The input form XML looks like "gate1/gate2/gate3" or just blank sometimes.
I want gate1 to be in infos->gates[0] ; etc.
I want to be able to list the gates array afterwards..
I always have a segfault when I try.
Btw, I don't really now how to initialize this array of pointers. I always initialize all gates[i] to NULL but It seems that I've a segfault when I do
for(int i=0;i
Thanks for all.
It's OK when I've only pointers but when String(char*) / Arrays / Pointers are mixed.. I can't manage =P
I saw too that we can use something like
int *myArray = calloc(NbOfRows, NbOfRows*sizeof(int));
Why should we declare an array like that.. ? x)
Thanks!
The problem that people frequently have with XML is that they assume all the elements are available. That's not always safe. Thus this statement:
sprintf(infos->firstname, "%s", card->FirstChild("firstname")->FirstChild()->Value());
Isn't safe to do because you don't actually know if all of those
functions actually return valid objects.

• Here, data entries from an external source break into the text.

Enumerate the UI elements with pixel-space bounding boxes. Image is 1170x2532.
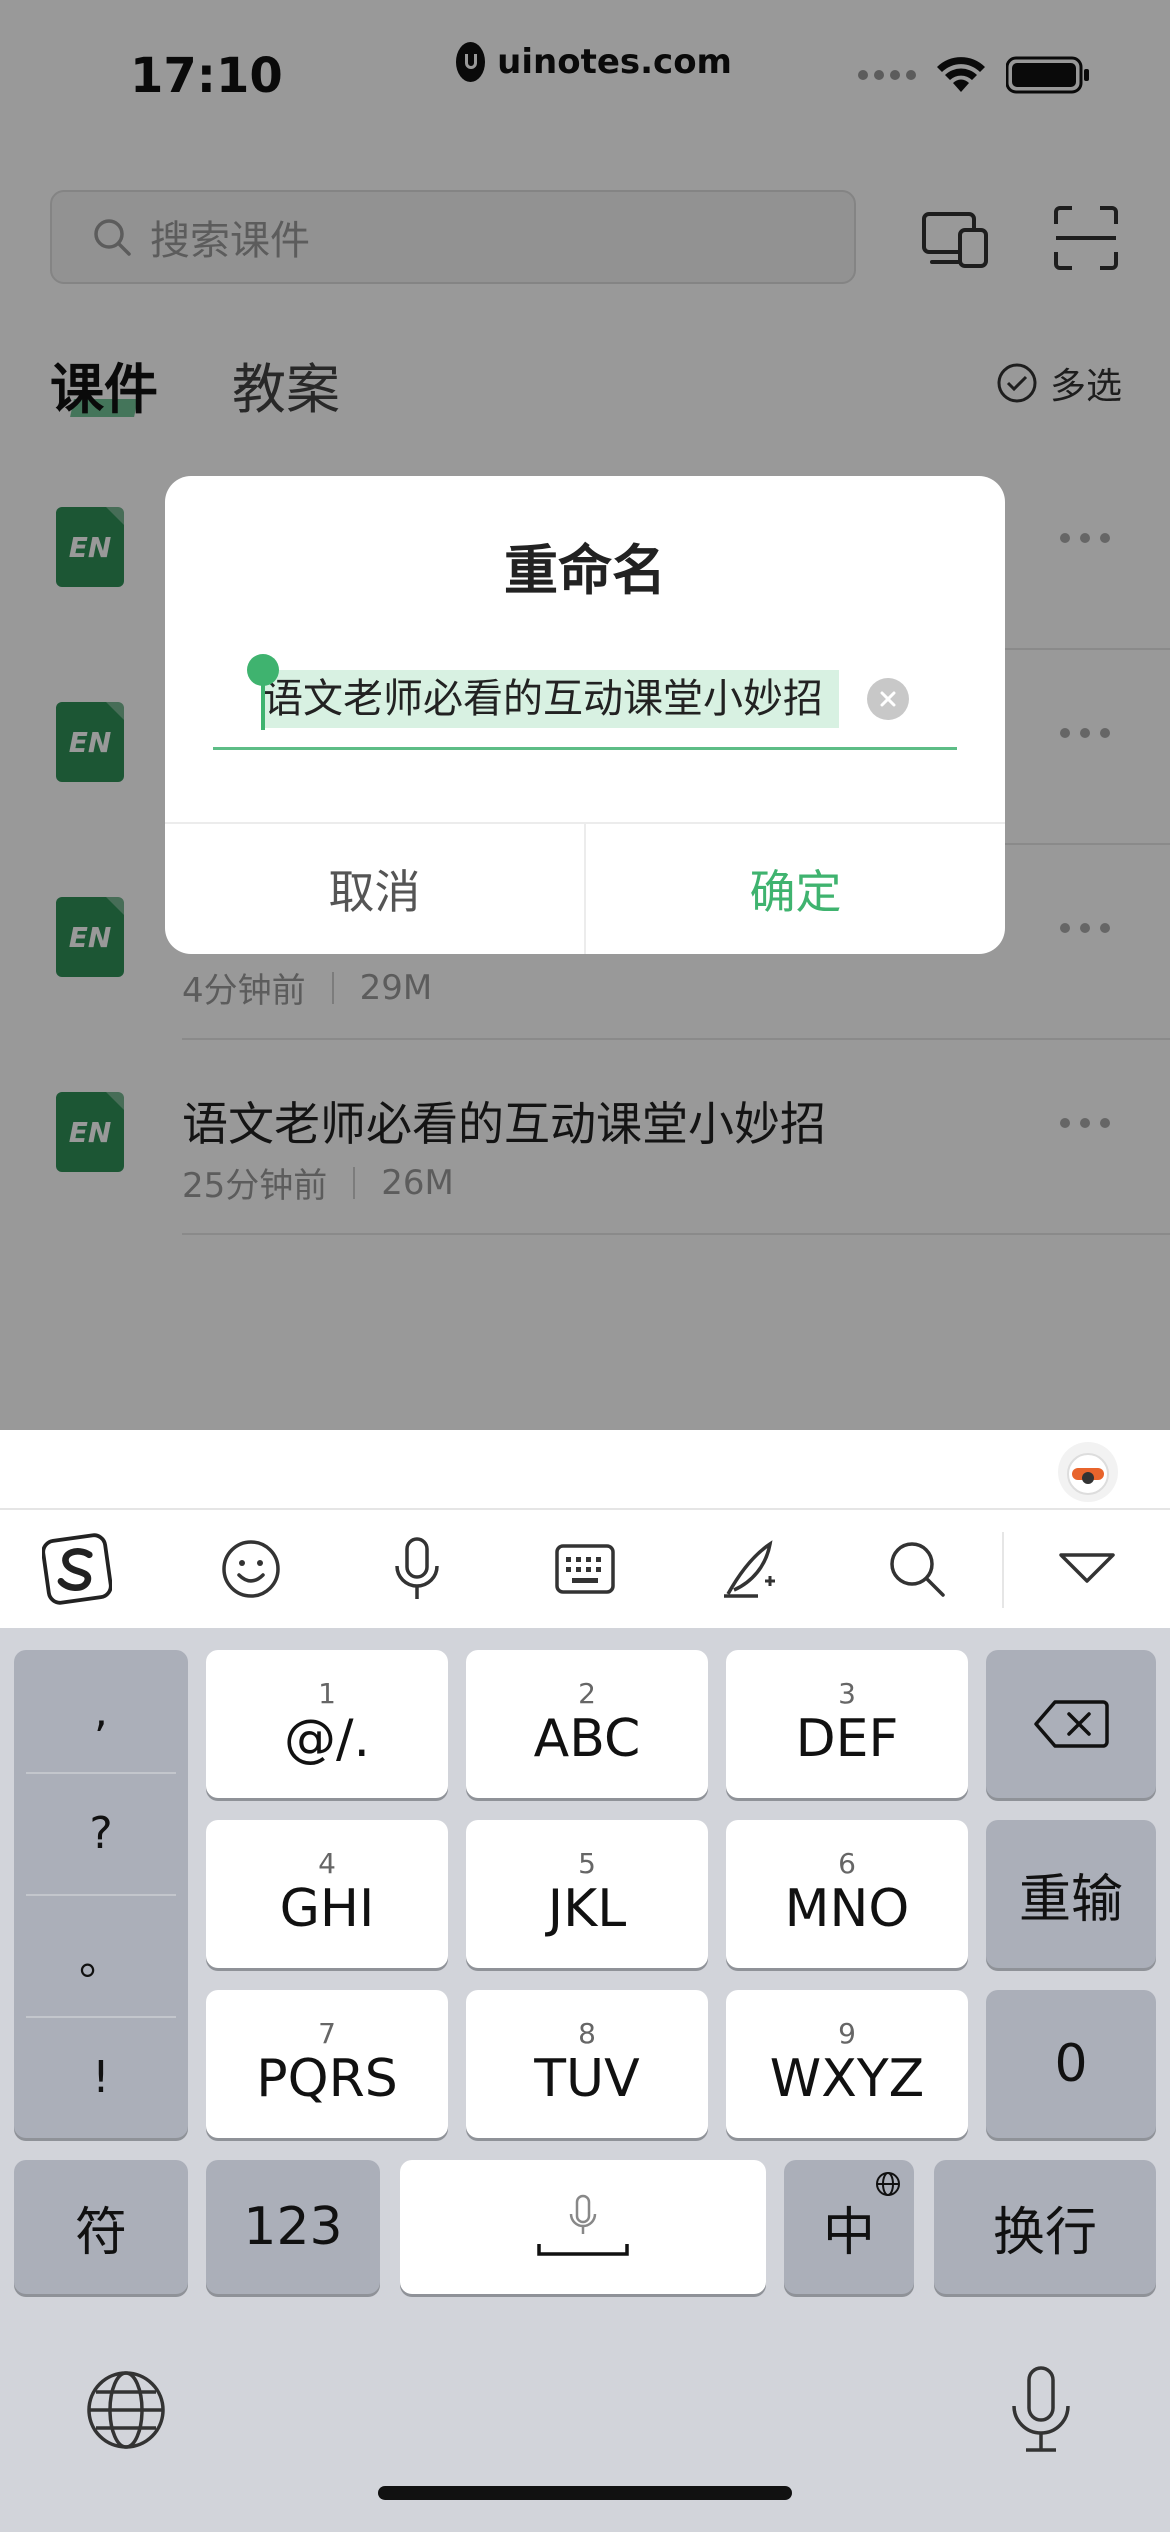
rename-input[interactable]: 语文老师必看的互动课堂小妙招 <box>213 654 957 750</box>
chinese-english-toggle[interactable]: 中 <box>784 2160 914 2294</box>
key-6[interactable]: 6 MNO <box>726 1820 968 1968</box>
key-8[interactable]: 8 TUV <box>466 1990 708 2138</box>
rename-dialog: 重命名 语文老师必看的互动课堂小妙招 取消 确定 <box>165 476 1005 954</box>
dictation-mic-icon[interactable] <box>1006 2364 1076 2454</box>
reinput-button[interactable]: 重输 <box>986 1820 1156 1968</box>
sogou-logo-icon[interactable] <box>42 1533 112 1605</box>
keyboard-toolbar <box>0 1510 1170 1628</box>
close-icon <box>880 691 896 707</box>
space-button[interactable] <box>400 2160 766 2294</box>
key-9[interactable]: 9 WXYZ <box>726 1990 968 2138</box>
cancel-button[interactable]: 取消 <box>165 824 586 954</box>
rename-input-value: 语文老师必看的互动课堂小妙招 <box>263 670 839 728</box>
key-1[interactable]: 1 @/. <box>206 1650 448 1798</box>
dialog-title: 重命名 <box>504 539 666 602</box>
symbols-button[interactable]: 符 <box>14 2160 188 2294</box>
key-3[interactable]: 3 DEF <box>726 1650 968 1798</box>
mascot-icon[interactable] <box>1058 1442 1118 1502</box>
newline-button[interactable]: 换行 <box>934 2160 1156 2294</box>
keyboard: , ? 。 ! 1 @/. 2 ABC 3 DEF 4 GHI 5 JKL 6 … <box>0 1628 1170 2532</box>
key-comma[interactable]: , <box>14 1650 188 1772</box>
space-mic-icon <box>537 2194 629 2256</box>
voice-input-icon[interactable] <box>382 1534 452 1604</box>
globe-icon[interactable] <box>84 2368 168 2452</box>
hide-keyboard-icon[interactable] <box>1052 1534 1122 1604</box>
clear-input-button[interactable] <box>867 678 909 720</box>
key-4[interactable]: 4 GHI <box>206 1820 448 1968</box>
numbers-button[interactable]: 123 <box>206 2160 380 2294</box>
divider <box>1002 1532 1004 1608</box>
key-2[interactable]: 2 ABC <box>466 1650 708 1798</box>
backspace-button[interactable] <box>986 1650 1156 1798</box>
emoji-icon[interactable] <box>216 1534 286 1604</box>
handwriting-icon[interactable] <box>716 1534 786 1604</box>
key-question[interactable]: ? <box>14 1772 188 1894</box>
key-7[interactable]: 7 PQRS <box>206 1990 448 2138</box>
search-icon[interactable] <box>882 1534 952 1604</box>
key-5[interactable]: 5 JKL <box>466 1820 708 1968</box>
keyboard-candidate-bar <box>0 1430 1170 1510</box>
key-exclamation[interactable]: ! <box>14 2016 188 2138</box>
key-period[interactable]: 。 <box>14 1894 188 2016</box>
backspace-icon <box>1034 1700 1109 1748</box>
home-indicator[interactable] <box>378 2486 792 2500</box>
confirm-button[interactable]: 确定 <box>586 824 1005 954</box>
globe-icon <box>876 2172 900 2196</box>
punctuation-column[interactable]: , ? 。 ! <box>14 1650 188 2138</box>
dialog-actions: 取消 确定 <box>165 822 1005 954</box>
key-0[interactable]: 0 <box>986 1990 1156 2138</box>
text-cursor <box>261 672 265 730</box>
keyboard-layout-icon[interactable] <box>550 1534 620 1604</box>
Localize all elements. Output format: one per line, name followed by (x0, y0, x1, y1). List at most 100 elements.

You really need something
like the following (which is not optimized for speed, as I don't
know the tinyXML structure name being returned at each point and thus
am not storing the results once and am rather calling each function
multiple times:
if (card->FirstChild("firstname") &&
card->FirstChild("firstname")->FirstChild()) {
sprintf(infos->firstname, "%s", card->FirstChild("firstname")->FirstChild()->Value());
}
And then, to protect against buffer overflows from the data you should
really be doing:
if (card->FirstChild("firstname") &&
card->FirstChild("firstname")->FirstChild()) {
infos->firstname[sizeof(infos->firstname)-1] = '\0';
snprintf(infos->firstname, sizeof(infos->firstname)-1, "%s", card->FirstChild("firstname")->FirstChild()->Value());
}
Don't you just love error handling?
As to your other question:
I saw too that we can use something like int *myArray =
calloc(NbOfRows, NbOfRows*sizeof(int)); Why should we declare an array
like that.. ? x)
calloc first initializes the resulting memory to 0, unlike malloc.
If you see above where I set the end of the buffer to '\0' (which is
actually 0), that's because malloc returns a buffer with potentially
random (non-zero) data in it. calloc will first set the entire buffer
to all 0s first, which can be generally safer.